Novel high-concentration Eu3+-doped CaLaNbWO8 red phosphors with high brightness for w-LEDs and temperature sensing applications

Abstract

Increasing demand for phosphor-converted white light-emitting diodes (w-LEDs) with high color rendering index (CRI) and low correlated color temperature (CCT) is driving the development of high-performance phosphors. In this work, a series of novel Eu³⁺-doped CaLaNbWO₈ red phosphors was prepared via a high-temperature solid-state reaction approach. The pure phase was confirmed by XRD analysis. Eu³⁺ content was optimized to be 70%, which was higher than that of most Eu³⁺-related systems.
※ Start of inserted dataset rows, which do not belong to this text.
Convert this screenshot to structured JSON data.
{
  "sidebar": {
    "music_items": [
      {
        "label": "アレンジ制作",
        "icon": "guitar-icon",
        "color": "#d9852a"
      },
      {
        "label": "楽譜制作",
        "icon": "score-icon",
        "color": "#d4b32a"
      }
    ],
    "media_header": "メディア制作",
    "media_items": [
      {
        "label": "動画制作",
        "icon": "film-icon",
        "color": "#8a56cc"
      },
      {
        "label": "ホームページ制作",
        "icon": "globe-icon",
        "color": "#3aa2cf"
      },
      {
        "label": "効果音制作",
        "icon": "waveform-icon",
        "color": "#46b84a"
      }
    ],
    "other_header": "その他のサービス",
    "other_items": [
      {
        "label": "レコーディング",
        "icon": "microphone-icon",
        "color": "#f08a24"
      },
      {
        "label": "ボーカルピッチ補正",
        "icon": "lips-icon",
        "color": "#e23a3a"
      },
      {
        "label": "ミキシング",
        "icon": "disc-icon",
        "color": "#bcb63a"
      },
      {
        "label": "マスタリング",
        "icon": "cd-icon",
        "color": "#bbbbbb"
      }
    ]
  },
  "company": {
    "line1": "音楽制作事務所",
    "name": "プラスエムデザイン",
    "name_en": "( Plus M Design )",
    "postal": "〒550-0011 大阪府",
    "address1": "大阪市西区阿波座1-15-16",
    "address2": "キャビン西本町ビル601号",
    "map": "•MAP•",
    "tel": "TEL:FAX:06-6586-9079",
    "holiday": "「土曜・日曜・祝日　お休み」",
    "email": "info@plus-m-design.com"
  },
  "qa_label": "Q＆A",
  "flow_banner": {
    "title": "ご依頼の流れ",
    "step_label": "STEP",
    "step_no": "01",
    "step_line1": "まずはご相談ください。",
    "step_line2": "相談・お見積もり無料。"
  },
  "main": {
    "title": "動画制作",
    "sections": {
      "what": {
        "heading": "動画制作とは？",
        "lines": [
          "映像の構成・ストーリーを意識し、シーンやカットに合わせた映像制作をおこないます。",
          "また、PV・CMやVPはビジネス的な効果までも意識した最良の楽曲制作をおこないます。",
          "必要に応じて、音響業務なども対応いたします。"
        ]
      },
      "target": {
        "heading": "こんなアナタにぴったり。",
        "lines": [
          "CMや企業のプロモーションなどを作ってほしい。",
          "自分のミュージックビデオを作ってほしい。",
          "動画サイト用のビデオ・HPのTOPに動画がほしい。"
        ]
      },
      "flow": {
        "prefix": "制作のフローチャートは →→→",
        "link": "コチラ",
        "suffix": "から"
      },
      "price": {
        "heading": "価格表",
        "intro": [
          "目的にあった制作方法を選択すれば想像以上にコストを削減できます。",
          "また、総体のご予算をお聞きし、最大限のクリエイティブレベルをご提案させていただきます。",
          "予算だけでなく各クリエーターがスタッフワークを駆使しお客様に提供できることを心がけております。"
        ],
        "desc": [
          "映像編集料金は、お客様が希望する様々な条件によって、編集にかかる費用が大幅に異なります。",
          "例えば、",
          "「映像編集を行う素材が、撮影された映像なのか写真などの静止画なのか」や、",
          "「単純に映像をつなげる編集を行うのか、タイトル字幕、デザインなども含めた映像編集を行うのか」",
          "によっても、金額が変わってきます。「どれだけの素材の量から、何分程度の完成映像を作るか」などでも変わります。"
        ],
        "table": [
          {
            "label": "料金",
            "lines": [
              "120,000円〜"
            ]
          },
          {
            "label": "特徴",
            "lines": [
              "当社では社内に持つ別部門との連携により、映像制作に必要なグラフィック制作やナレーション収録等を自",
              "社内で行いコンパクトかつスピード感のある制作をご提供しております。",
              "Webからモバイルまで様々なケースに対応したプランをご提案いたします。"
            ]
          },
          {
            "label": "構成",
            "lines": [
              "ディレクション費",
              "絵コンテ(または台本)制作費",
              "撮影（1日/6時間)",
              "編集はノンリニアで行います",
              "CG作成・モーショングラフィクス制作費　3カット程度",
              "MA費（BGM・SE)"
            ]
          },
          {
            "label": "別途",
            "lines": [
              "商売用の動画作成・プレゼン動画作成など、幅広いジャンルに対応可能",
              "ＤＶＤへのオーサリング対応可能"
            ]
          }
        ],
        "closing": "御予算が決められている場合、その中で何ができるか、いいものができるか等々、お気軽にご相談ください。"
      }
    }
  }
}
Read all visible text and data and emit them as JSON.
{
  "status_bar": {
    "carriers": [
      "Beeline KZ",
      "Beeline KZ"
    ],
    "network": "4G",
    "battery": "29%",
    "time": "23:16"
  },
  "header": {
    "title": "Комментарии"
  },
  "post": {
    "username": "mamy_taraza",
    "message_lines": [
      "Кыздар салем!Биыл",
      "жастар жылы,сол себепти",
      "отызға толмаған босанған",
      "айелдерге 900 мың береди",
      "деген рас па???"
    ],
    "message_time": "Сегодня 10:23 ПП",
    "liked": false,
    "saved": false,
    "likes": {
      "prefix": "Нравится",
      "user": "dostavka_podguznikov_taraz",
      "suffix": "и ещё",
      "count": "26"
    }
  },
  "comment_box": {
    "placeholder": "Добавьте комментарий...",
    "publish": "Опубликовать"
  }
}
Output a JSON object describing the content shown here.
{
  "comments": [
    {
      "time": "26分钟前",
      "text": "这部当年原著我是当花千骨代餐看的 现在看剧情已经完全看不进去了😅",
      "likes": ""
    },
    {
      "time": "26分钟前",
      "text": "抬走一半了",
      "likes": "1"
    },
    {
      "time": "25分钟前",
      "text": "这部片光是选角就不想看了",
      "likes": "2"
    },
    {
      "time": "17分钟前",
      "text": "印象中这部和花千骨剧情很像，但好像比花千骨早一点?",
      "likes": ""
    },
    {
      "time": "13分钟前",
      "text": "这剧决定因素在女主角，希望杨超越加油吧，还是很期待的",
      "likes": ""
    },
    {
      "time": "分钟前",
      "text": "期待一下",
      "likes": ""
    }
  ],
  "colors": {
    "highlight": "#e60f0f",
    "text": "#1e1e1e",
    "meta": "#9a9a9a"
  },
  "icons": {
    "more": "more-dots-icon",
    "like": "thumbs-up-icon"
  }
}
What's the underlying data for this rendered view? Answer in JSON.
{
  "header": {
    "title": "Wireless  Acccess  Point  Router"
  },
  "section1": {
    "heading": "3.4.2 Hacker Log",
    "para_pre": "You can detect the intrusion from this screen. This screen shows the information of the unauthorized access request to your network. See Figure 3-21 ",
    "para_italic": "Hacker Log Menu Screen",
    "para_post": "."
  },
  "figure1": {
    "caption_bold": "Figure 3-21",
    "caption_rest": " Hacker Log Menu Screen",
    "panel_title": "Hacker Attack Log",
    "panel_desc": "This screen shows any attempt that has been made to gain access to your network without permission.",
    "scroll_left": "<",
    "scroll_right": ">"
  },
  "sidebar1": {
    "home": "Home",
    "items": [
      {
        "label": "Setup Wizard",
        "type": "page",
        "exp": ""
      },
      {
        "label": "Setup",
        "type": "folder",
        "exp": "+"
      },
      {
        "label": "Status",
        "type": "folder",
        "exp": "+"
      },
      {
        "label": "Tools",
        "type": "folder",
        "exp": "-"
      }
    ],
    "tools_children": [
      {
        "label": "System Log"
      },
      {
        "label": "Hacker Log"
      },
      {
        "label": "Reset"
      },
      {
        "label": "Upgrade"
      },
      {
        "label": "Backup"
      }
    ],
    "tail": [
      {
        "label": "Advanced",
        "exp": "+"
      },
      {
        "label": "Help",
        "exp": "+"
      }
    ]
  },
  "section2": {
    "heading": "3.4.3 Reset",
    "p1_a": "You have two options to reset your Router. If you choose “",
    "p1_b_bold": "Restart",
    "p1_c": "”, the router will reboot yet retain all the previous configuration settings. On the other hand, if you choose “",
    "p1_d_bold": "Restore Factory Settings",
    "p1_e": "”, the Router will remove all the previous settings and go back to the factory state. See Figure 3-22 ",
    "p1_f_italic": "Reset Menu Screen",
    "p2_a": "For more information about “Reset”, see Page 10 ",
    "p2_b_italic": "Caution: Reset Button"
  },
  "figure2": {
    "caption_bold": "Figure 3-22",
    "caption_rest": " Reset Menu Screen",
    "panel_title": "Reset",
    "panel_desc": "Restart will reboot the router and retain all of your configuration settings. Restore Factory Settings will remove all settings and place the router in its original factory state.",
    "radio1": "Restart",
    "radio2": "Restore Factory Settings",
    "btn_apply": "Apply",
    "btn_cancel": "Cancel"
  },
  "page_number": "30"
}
A detailed investigation about the luminescence properties of the optimal CaLa_0.3NbWO₈:0.7Eu³⁺ red phosphor was conducted, including excitation, emission and temperature-dependence spectra. The excitation spectrum demonstrated a broad range extending from 200 to 500 nm, encompassing a substantial broad band originating from W⁶⁺–O²⁻ charge transfer and numerous narrow bands attributable to Eu³⁺ characteristic transitions. Photoluminescence (PL) studies demonstrated the occurrence of Eu³⁺ characteristic transitions, with the main peak observed at 614 nm under ultraviolet irradiation. Moreover, an increase in the concentration of Eu³⁺ ions was shown to result in a decline in the fluorescence time, which can be attributed to the enhancement of energy transfer among Eu³⁺ ions. Thermal stability analysis indicated that the CaLa_0.3NbWO₈:0.7Eu³⁺ phosphor maintained 80% (433 K) of its initial intensity at 298 K, while the different emission peaks of Eu³⁺ presented diverse decreasing trends with increasing temperature. Consequently, the temperature sensing properties were also investigated, attaining a maximal absolute sensitivity (S_a) of 10.32% K⁻¹ and relative sensitivity (S_r) of 1.75% K⁻¹ by employing FIR_614/655, thereby signifying its promising potential in non-contact thermometers. Furthermore, the phosphor employed in the fabrication of a w-LED exhibited a correlated color temperature (CCT) of 5893 K and a color rendering index (CRI) of 87.1, in conjunction with a near-ultraviolet (NUV) 395 nm chip. These results indicated the promising potential of w-LEDs and fluorescence thermometers in practical applications.